Haemodynamic parameters were comparable in all three groups at all time points. These results were contradictory to findings of study done by Gamechu et al[5] where the authors found that intraoperative hemodynamic parameters had a statistically significant difference in both groups after 20 min with a p-value of less than 0.001 in MAP. The similar results to present study were found by Askari et al[13], with no significant haemodynamic differences among study groups. It may be due to use of room temperature iv fluids and similar operation theatre temperature for all the participants.
Nausea and vomiting was recorded only in tramadol group where 6 patients(20%) experienced nausea and 2 patients (6.7%) had vomiting episode. None of the patients in placebo and ketamine group experienced nausea or vomiting. This finding was similar to results of study by Gamechu et al[5] where tramadol group had maximum incidence of nausea and vomiting. Another study by Sangi S et al[14] showed the similar results where authors found that Ketamine was associated with a lower incidence of nausea, vomiting, and bradycardia but a higher incidence of hallucinations compared to tramadol.
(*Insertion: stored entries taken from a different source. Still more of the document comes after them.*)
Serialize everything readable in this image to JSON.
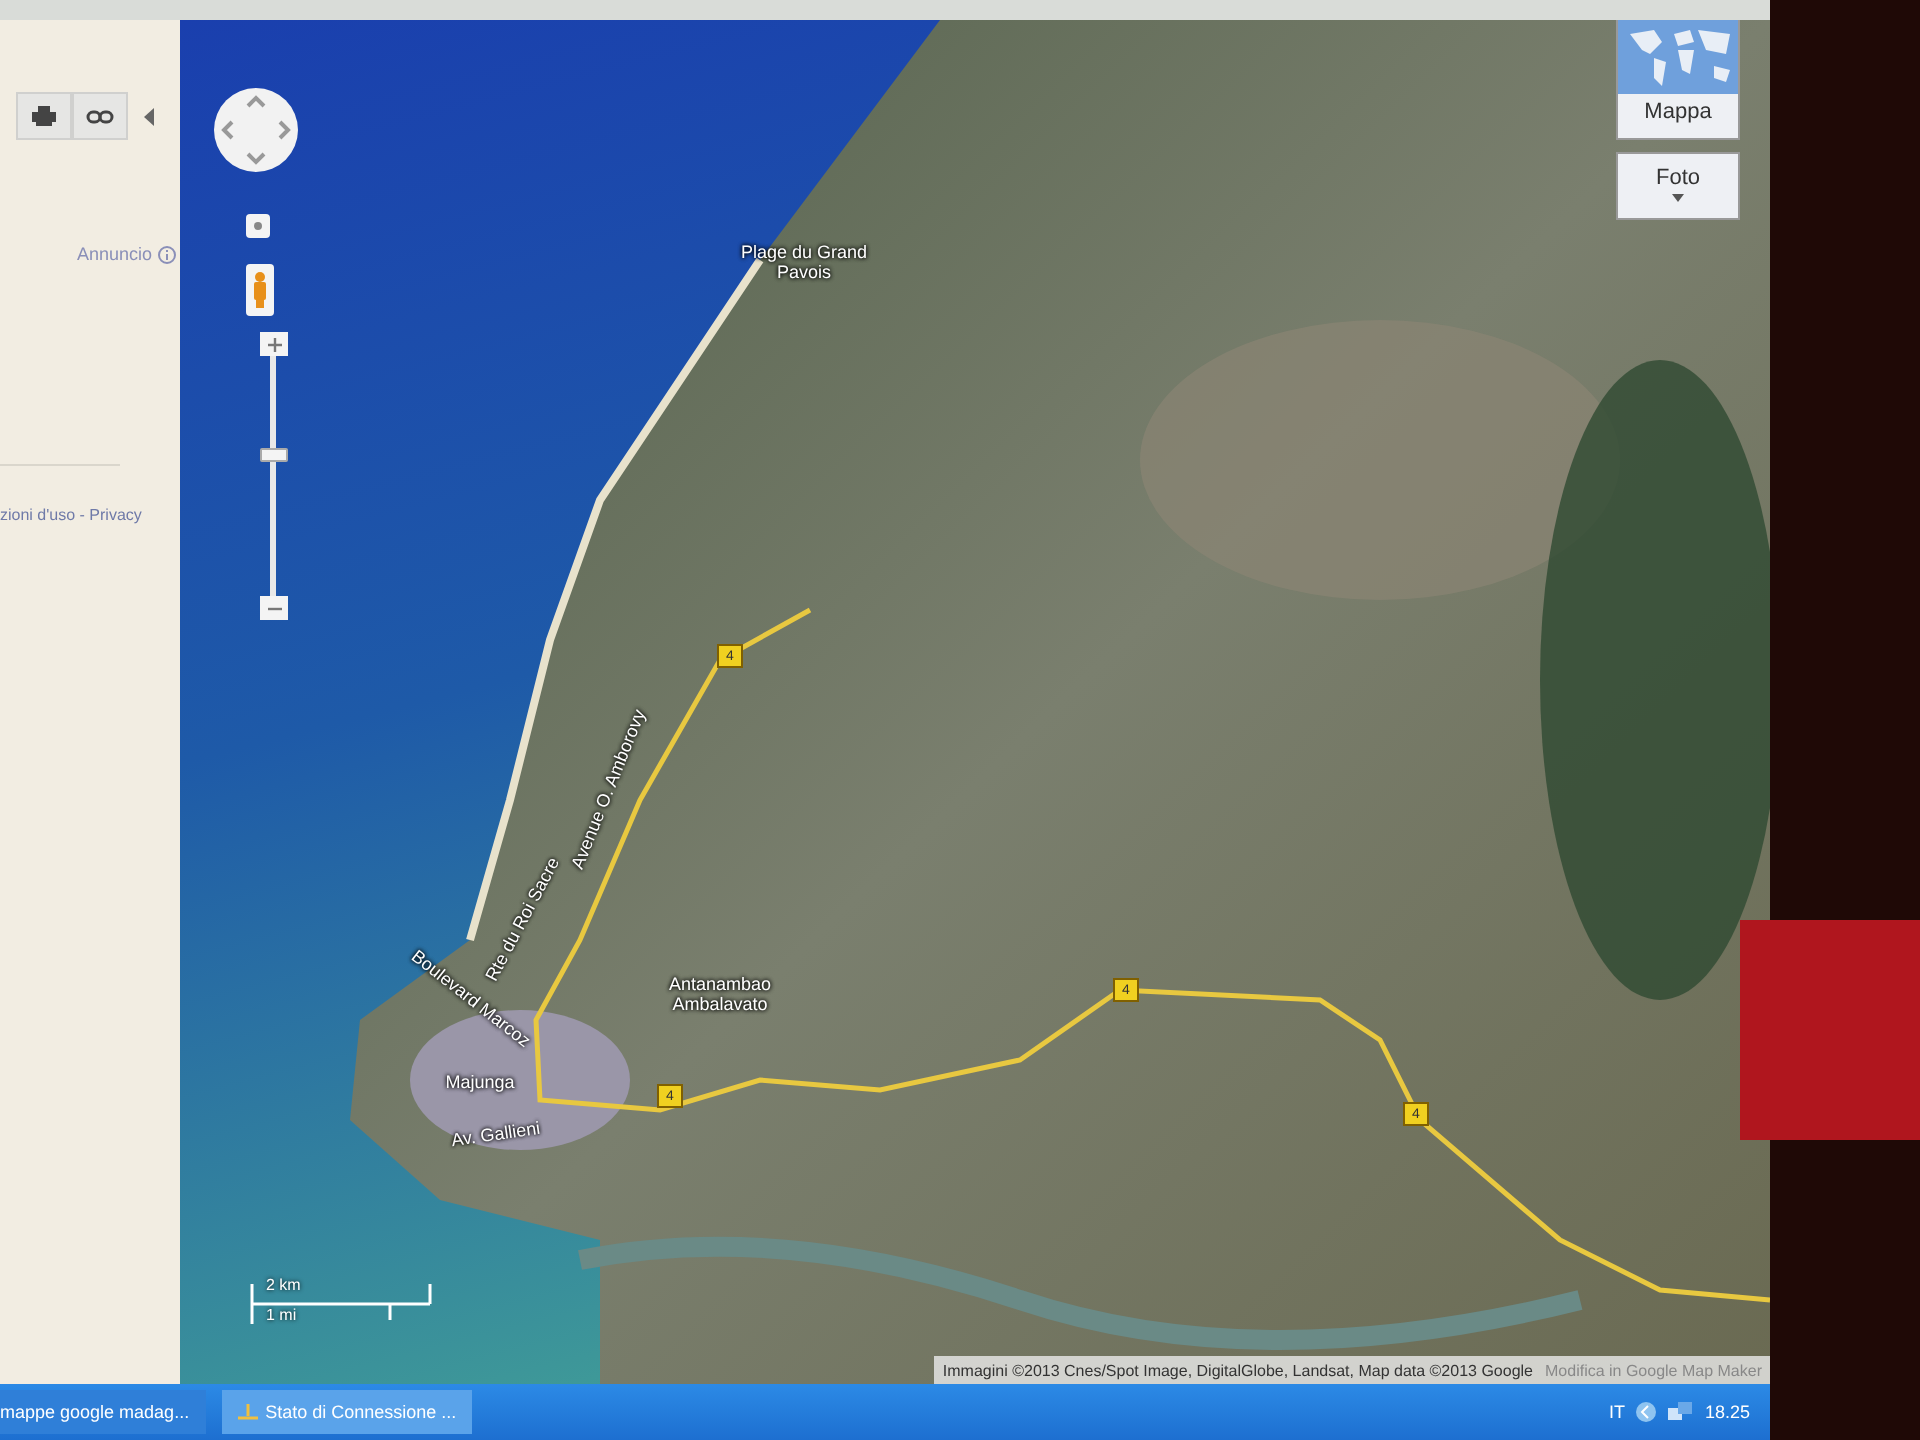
{
  "sidebar": {
    "ad_label": "Annuncio",
    "footer_links": "zioni d'uso - Privacy"
  },
  "map": {
    "labels": [
      "Plage du Grand Pavois",
      "Avenue O. Amborovy",
      "Rte du Roi Sacre",
      "Boulevard Marcoz",
      "Antanambao Ambalavato",
      "Majunga",
      "Av. Gallieni"
    ],
    "route_shields": [
      "4",
      "4",
      "4",
      "4"
    ],
    "zoom_slider": {
      "level": 0.62
    },
    "map_types": [
      {
        "label": "Mappa",
        "kind": "thumbnail"
      },
      {
        "label": "Foto",
        "kind": "dropdown"
      }
    ],
    "scale": {
      "metric": "2 km",
      "imperial": "1 mi"
    },
    "attribution": "Immagini ©2013 Cnes/Spot Image, DigitalGlobe, Landsat, Map data ©2013 Google",
    "edit_link": "Modifica in Google Map Maker"
  },
  "taskbar": {
    "items": [
      "mappe google madag...",
      "Stato di Connessione ..."
    ],
    "language": "IT",
    "clock": "18.25"
  }
}
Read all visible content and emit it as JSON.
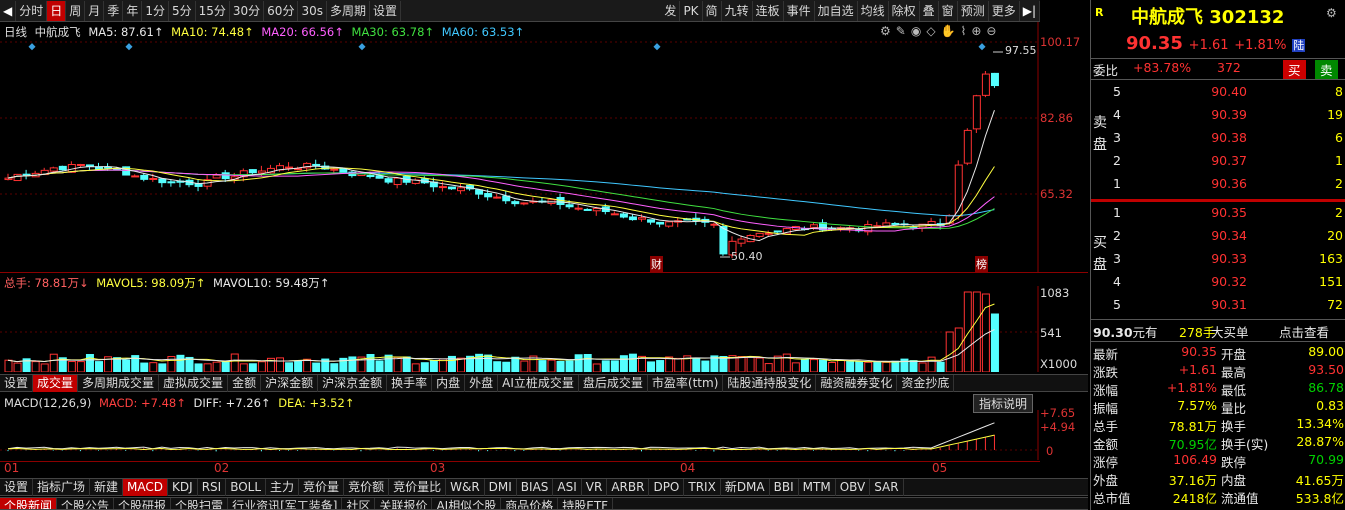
{
  "toolbar": {
    "left": [
      "分时",
      "日",
      "周",
      "月",
      "季",
      "年",
      "1分",
      "5分",
      "15分",
      "30分",
      "60分",
      "30s",
      "多周期",
      "设置"
    ],
    "right": [
      "发",
      "PK",
      "简",
      "九转",
      "连板",
      "事件",
      "加自选",
      "均线",
      "除权",
      "叠",
      "窗",
      "预测",
      "更多"
    ]
  },
  "ma": {
    "period": "日线",
    "name": "中航成飞",
    "ma5": "MA5: 87.61↑",
    "ma10": "MA10: 74.48↑",
    "ma20": "MA20: 66.56↑",
    "ma30": "MA30: 63.78↑",
    "ma60": "MA60: 63.53↑"
  },
  "price_axis": [
    "100.17",
    "82.86",
    "65.32"
  ],
  "annotations": {
    "high": "97.55",
    "low": "50.40",
    "cai": "财",
    "bang": "榜"
  },
  "vol": {
    "total": "总手: 78.81万↓",
    "mavol5": "MAVOL5: 98.09万↑",
    "mavol10": "MAVOL10: 59.48万↑",
    "axis": [
      "1083",
      "541"
    ],
    "unit": "X1000"
  },
  "tabs1": [
    "设置",
    "成交量",
    "多周期成交量",
    "虚拟成交量",
    "金额",
    "沪深金额",
    "沪深京金额",
    "换手率",
    "内盘",
    "外盘",
    "AI立桩成交量",
    "盘后成交量",
    "市盈率(ttm)",
    "陆股通持股变化",
    "融资融券变化",
    "资金抄底"
  ],
  "macd": {
    "label": "MACD(12,26,9)",
    "macd": "MACD: +7.48↑",
    "diff": "DIFF: +7.26↑",
    "dea": "DEA: +3.52↑",
    "axis": [
      "+7.65",
      "+4.94",
      "0"
    ],
    "help": "指标说明"
  },
  "months": [
    "01",
    "02",
    "03",
    "04",
    "05"
  ],
  "tabs2": [
    "设置",
    "指标广场",
    "新建",
    "MACD",
    "KDJ",
    "RSI",
    "BOLL",
    "主力",
    "竞价量",
    "竞价额",
    "竞价量比",
    "W&R",
    "DMI",
    "BIAS",
    "ASI",
    "VR",
    "ARBR",
    "DPO",
    "TRIX",
    "新DMA",
    "BBI",
    "MTM",
    "OBV",
    "SAR"
  ],
  "tabs3": [
    "个股新闻",
    "个股公告",
    "个股研报",
    "个股扫雷",
    "行业资讯[军工装备]",
    "社区",
    "关联报价",
    "AI相似个股",
    "商品价格",
    "持股ETF"
  ],
  "quote": {
    "name": "中航成飞",
    "code": "302132",
    "price": "90.35",
    "change": "+1.61",
    "pct": "+1.81%",
    "tag": "陆",
    "weibi_label": "委比",
    "weibi": "+83.78%",
    "weicha": "372",
    "buy": "买",
    "sell": "卖"
  },
  "asks": [
    {
      "n": "5",
      "p": "90.40",
      "v": "8"
    },
    {
      "n": "4",
      "p": "90.39",
      "v": "19"
    },
    {
      "n": "3",
      "p": "90.38",
      "v": "6"
    },
    {
      "n": "2",
      "p": "90.37",
      "v": "1"
    },
    {
      "n": "1",
      "p": "90.36",
      "v": "2"
    }
  ],
  "bids": [
    {
      "n": "1",
      "p": "90.35",
      "v": "2"
    },
    {
      "n": "2",
      "p": "90.34",
      "v": "20"
    },
    {
      "n": "3",
      "p": "90.33",
      "v": "163"
    },
    {
      "n": "4",
      "p": "90.32",
      "v": "151"
    },
    {
      "n": "5",
      "p": "90.31",
      "v": "72"
    }
  ],
  "ask_label": [
    "卖",
    "盘"
  ],
  "bid_label": [
    "买",
    "盘"
  ],
  "bigorder": {
    "price": "90.30",
    "unit": "元有",
    "vol": "278手",
    "type": "大买单",
    "link": "点击查看"
  },
  "stats": [
    [
      "最新",
      "90.35",
      "开盘",
      "89.00"
    ],
    [
      "涨跌",
      "+1.61",
      "最高",
      "93.50"
    ],
    [
      "涨幅",
      "+1.81%",
      "最低",
      "86.78"
    ],
    [
      "振幅",
      "7.57%",
      "量比",
      "0.83"
    ],
    [
      "总手",
      "78.81万",
      "换手",
      "13.34%"
    ],
    [
      "金额",
      "70.95亿",
      "换手(实)",
      "28.87%"
    ],
    [
      "涨停",
      "106.49",
      "跌停",
      "70.99"
    ],
    [
      "外盘",
      "37.16万",
      "内盘",
      "41.65万"
    ],
    [
      "总市值",
      "2418亿",
      "流通值",
      "533.8亿"
    ]
  ]
}
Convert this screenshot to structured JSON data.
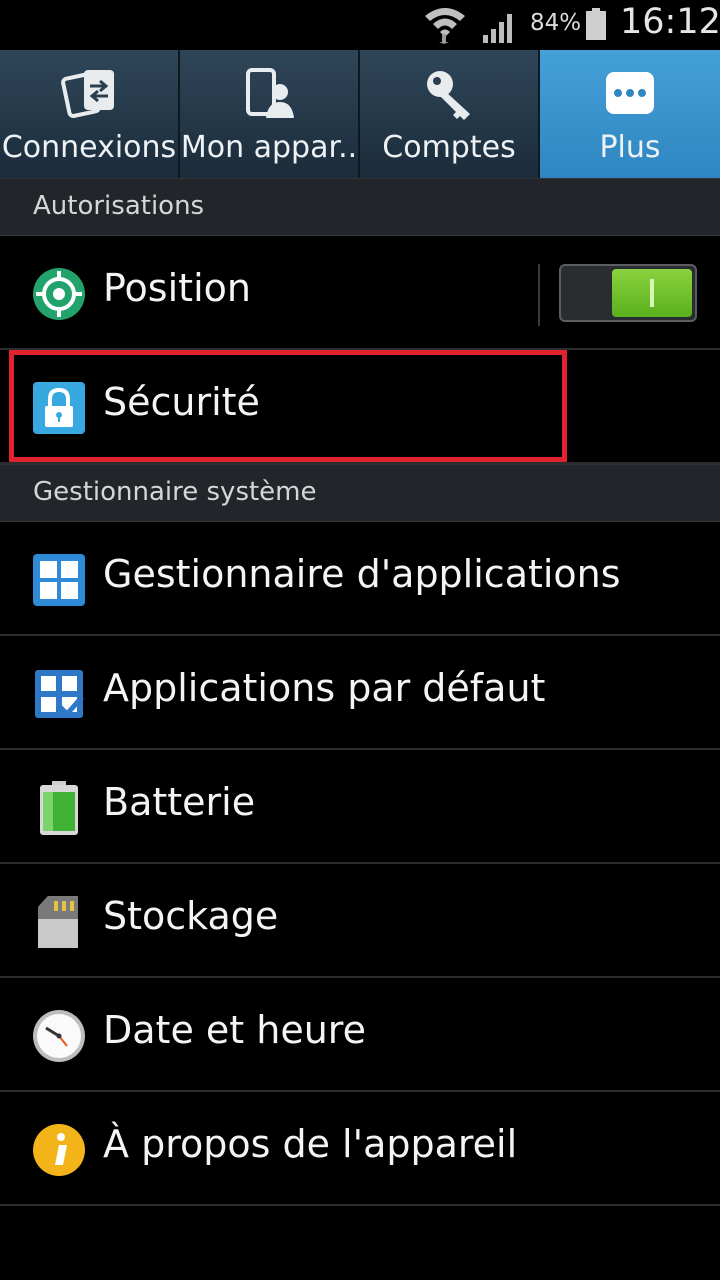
{
  "status_bar": {
    "battery_percent": "84%",
    "time": "16:12"
  },
  "tabs": [
    {
      "label": "Connexions",
      "icon": "connections-icon",
      "active": false
    },
    {
      "label": "Mon appar..",
      "icon": "my-device-icon",
      "active": false
    },
    {
      "label": "Comptes",
      "icon": "accounts-key-icon",
      "active": false
    },
    {
      "label": "Plus",
      "icon": "more-dots-icon",
      "active": true
    }
  ],
  "sections": {
    "permissions": {
      "title": "Autorisations"
    },
    "system": {
      "title": "Gestionnaire système"
    }
  },
  "rows": {
    "position": {
      "label": "Position",
      "icon": "location-icon",
      "toggle_on": true
    },
    "security": {
      "label": "Sécurité",
      "icon": "lock-icon",
      "highlighted": true
    },
    "app_manager": {
      "label": "Gestionnaire d'applications",
      "icon": "app-grid-icon"
    },
    "default_apps": {
      "label": "Applications par défaut",
      "icon": "default-apps-icon"
    },
    "battery": {
      "label": "Batterie",
      "icon": "battery-icon"
    },
    "storage": {
      "label": "Stockage",
      "icon": "sd-card-icon"
    },
    "date_time": {
      "label": "Date et heure",
      "icon": "clock-icon"
    },
    "about": {
      "label": "À propos de l'appareil",
      "icon": "info-icon"
    }
  },
  "colors": {
    "highlight": "#e1232d",
    "active_tab": "#3a94cf",
    "toggle_on": "#6cc02a"
  }
}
The present study concluded that both Tramadol and Ketamine are effective to prevent post-spinal shivering in patients undergoing TURP. Tramadol is superior agent as prophylaxis against postspinal shivering when compared with 0.25mg/Kg Ketamine without any psychomimetic side effects. However, IV tramadol is also associated with side effects like nausea and vomiting. Furthur studies are required to establish the findings of present study.